Ireland facing €28 billion EU fine as climate targets unlikely to be met
Mike Finnerty 14 Jan 2026
Labour TD and climate spokesperson Ciarán Ahern has said that the government’s climate targets are in “tatters.”
Last week, Minister for Climate Darragh O’Brien said that Ireland would only reach 50% of its legally binding 2030 climate goals.
Ireland stands to face up to €28 billion in fines for failing to meet its climate obligations.
Pundits have noted that Ireland’s backtracking on meeting climate obligations since O’Brien was appointed as Minister last January is a direct consequence of the government being reliant on rural independent support for a Dáil majority instead of the Greens.
Minister O’Brien told the Irish Times that Ireland is on track to reduce greenhouse emissions by 2030, but well below what is expected of it.
The Minister pointed to the eventual onboarding of offshore wind power to the national power grid, but it will take time to come online.
Ahern remarked,“the Minister’s admission that Ireland will miss its climate targets by such a staggering margin is not new information to anyone paying attention.”

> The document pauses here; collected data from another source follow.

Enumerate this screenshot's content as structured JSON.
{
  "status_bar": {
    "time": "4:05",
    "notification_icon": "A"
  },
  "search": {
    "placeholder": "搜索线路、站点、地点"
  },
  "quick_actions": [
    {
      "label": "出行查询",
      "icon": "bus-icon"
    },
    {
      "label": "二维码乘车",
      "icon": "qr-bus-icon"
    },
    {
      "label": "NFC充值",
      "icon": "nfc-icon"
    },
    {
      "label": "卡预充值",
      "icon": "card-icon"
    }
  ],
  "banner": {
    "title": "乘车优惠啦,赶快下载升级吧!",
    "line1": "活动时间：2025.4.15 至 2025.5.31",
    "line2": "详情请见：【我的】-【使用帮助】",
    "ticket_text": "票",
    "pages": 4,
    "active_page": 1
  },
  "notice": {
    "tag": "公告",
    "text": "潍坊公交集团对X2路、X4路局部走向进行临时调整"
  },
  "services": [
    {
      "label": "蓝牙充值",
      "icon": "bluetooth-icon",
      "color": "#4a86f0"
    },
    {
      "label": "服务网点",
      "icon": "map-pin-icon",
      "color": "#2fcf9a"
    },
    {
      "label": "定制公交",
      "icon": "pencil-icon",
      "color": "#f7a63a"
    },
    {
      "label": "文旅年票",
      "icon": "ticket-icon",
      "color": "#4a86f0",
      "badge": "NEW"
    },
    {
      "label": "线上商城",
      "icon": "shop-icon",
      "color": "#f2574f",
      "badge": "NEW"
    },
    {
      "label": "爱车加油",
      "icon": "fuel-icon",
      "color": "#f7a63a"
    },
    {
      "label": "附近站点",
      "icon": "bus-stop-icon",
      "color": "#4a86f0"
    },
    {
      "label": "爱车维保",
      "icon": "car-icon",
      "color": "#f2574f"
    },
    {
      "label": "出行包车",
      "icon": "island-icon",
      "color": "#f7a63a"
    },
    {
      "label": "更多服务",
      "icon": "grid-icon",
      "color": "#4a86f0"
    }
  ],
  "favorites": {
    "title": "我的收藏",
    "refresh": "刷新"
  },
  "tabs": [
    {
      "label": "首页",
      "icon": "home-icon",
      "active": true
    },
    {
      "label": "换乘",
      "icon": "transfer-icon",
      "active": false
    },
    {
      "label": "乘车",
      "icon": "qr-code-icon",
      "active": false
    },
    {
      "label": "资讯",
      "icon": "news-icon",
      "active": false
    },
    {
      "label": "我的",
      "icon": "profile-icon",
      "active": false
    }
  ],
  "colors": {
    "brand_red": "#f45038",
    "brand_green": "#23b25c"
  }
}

He said that “it is still shocking to hear it stated so plainly by the Minister responsible. We have known for years just how far off course the state is, and instead of acting with urgency, the Government has repeatedly made political choices that push us further away from where we need to be.”
The Dublin South-West TD said that the government’s seeming apathy towards environmental issues “did not happen by accident.”
“It is the direct result of decisions taken by the government to protect the status quo rather than confront the scale of the climate crisis.”
Ahern said the potential €28 billion fine could be “catastrophic,” and that money could be taken out of housing, healthcare, childcare and public transport.
Green leader Roderic O’Gorman said, “real people are suffering every morning because of these political choices.”
“Parents are losing hours with their children, and workers are stuck in soul-destroying traffic because this government has chosen to divert funding away from new trains and buses. This is not just a climate failure; it is a failure of basic social infrastructure,” O’Gorman said of his former Cabinet colleagues.